Textile waste based on use case
Interestingly, based on the different use cases of the textile waste in India, we can create yet another hierarchy. One that ranks the waste streams by the lifecycle of the product made out of them and even further, the number of life-cycles this fibre could have later on. This hierarchy would look like this:
As we go up this hierarchy, recyclers gets more sensitive and particular about the waste stream type, quality and composition that can be used as raw material by them. However, in reality, other factors step in and redefine the market value of the waste streams, despite their potential to reach the highest level of recycling.
Problems with unregulated textile waste market
The current arrangement of the waste streams’ position in the hierarchy and thereby the value they can procure, has been entirely left up to the market to regulate. Issues like mismatch of geographical locations, market barriers (lack of information, political power games, etc.), lack of efficient supply chains (that can collect or sort large volumes of similar materials) and economies of scale weigh in during this market regulation. Due to this, large volumes of textile waste end up getting pushed to the lower end of the hierarchy and get combined with mixed waste. These then either get used to make products with only a single lifecycle or get incinerated. In the absence of this market regulation, the waste would have naturally flowed into the lower levels of the hierarchy, and would have demanded less steps to be taken in the entire value chain.
These are just some of the many complexities that not just make textile waste recycling extremely difficult but also infeasible. By the time the waste navigates numerous hurdles and reaches the recycler as raw material, its price point is considerably high. This then gets pushed onto the prices of recyclers’ end products as well. When these products get back out in the market they have to compete with the incredibly low price points of products made out of virgin materials. For textile recycling to scale up, the price of the recycled material needs to be lower than that of their virgin alternative. Today, only cotton has achieved this stage in the market. For other materials (polyester, other synthetics and blends) the list of challenges is much longer and finding the feasibility is much tougher.
Initiatives within the fashion industry to bring down market barriers
It is often stated that “only 1% of textile-to-textile recycling is done globally”. The validity of this statistic is questionable, nevertheless we can say, fairly certainly, that the world could in fact recycle 85% of all its textiles and textile waste today. The technological advances that have been made, over the past few years, are in fact capable of taking on the recycling of complex textile compositions. The limitations that different textile recycling technologies are actually facing are significantly less related to technology than to a number of other market barriers. And so the most herculean task still remains- “getting the waste to reach the right place in a feasible way”.

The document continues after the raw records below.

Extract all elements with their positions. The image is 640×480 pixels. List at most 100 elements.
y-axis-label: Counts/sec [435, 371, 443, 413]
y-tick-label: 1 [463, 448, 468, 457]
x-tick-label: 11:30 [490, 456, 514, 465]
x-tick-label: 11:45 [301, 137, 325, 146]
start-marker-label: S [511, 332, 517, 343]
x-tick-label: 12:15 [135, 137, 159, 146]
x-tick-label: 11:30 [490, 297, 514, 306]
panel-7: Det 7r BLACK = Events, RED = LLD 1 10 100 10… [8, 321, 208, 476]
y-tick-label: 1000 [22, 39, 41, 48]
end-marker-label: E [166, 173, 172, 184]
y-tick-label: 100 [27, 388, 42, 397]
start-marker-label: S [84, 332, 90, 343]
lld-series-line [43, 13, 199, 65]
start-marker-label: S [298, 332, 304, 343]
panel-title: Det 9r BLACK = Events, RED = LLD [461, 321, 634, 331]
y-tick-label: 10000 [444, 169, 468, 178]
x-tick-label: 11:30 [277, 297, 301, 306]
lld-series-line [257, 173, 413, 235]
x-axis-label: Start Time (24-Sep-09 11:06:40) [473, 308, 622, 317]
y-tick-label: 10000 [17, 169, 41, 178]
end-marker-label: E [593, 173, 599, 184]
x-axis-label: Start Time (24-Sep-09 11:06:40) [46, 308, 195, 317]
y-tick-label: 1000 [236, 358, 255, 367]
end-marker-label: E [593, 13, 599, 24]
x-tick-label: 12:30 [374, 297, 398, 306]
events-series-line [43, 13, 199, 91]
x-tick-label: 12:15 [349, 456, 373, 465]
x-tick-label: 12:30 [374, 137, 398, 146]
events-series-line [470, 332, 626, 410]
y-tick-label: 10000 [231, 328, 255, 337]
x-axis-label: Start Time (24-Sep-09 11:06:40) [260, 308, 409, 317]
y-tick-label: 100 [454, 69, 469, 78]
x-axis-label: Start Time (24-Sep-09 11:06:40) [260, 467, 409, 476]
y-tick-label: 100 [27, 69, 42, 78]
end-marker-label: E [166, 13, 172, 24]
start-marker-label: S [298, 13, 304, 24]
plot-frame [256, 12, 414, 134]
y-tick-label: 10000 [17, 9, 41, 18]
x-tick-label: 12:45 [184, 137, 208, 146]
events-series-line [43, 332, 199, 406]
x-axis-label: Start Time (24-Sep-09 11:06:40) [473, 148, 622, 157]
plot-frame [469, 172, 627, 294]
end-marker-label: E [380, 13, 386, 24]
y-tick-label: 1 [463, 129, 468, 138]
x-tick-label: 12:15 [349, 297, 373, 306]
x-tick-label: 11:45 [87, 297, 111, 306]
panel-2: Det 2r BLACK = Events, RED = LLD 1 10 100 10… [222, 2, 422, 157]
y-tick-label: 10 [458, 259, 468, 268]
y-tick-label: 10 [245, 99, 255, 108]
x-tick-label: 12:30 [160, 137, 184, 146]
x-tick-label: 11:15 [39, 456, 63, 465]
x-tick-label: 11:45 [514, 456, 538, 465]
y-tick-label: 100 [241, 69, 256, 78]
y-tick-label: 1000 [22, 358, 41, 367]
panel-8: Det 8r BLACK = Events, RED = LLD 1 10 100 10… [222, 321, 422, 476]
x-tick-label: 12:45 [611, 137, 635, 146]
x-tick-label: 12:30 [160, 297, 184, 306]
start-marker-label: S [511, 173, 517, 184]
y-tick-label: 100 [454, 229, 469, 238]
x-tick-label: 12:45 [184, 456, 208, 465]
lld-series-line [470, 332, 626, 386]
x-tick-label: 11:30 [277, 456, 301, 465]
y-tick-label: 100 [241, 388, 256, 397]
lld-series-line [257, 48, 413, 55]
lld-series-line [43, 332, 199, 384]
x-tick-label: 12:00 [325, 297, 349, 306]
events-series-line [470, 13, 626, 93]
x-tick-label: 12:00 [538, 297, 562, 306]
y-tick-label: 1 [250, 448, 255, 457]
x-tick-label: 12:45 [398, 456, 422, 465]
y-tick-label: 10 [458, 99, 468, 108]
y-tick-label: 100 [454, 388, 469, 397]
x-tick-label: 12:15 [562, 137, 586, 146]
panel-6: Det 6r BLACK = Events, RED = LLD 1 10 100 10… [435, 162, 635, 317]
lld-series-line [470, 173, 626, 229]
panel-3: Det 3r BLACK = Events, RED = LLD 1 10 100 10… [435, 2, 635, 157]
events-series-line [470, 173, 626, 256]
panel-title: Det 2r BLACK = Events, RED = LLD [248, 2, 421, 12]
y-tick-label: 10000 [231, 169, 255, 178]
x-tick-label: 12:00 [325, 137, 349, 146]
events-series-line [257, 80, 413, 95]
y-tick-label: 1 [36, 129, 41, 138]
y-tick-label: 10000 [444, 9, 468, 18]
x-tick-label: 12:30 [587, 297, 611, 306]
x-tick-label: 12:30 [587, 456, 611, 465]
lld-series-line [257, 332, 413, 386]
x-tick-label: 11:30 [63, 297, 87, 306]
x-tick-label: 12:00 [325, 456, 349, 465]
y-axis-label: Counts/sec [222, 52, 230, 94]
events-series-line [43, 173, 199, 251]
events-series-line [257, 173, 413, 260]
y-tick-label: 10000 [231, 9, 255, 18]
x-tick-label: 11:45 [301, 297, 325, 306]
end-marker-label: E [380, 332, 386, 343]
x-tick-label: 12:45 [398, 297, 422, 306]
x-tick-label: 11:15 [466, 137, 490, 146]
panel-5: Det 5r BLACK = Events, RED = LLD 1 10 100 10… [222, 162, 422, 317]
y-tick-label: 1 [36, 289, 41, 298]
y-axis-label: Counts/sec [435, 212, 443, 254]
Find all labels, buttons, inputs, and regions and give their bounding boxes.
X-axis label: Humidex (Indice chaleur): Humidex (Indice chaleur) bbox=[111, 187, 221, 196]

One way this could be addressed is if the public sector were to intervene. But given the boundaries of individual countries and regions, bringing about systemic change by the public sector seems improbable as well. Alternatively, we can build collaboration within the fashion industry itself – globally, to create the change and make the public interest heard from inside the fashion system. This is why we initiated the Circular Fashion Partnership – to voice the need to bring down market barriers for textile waste to be able to reach recyclers efficiently and on scale.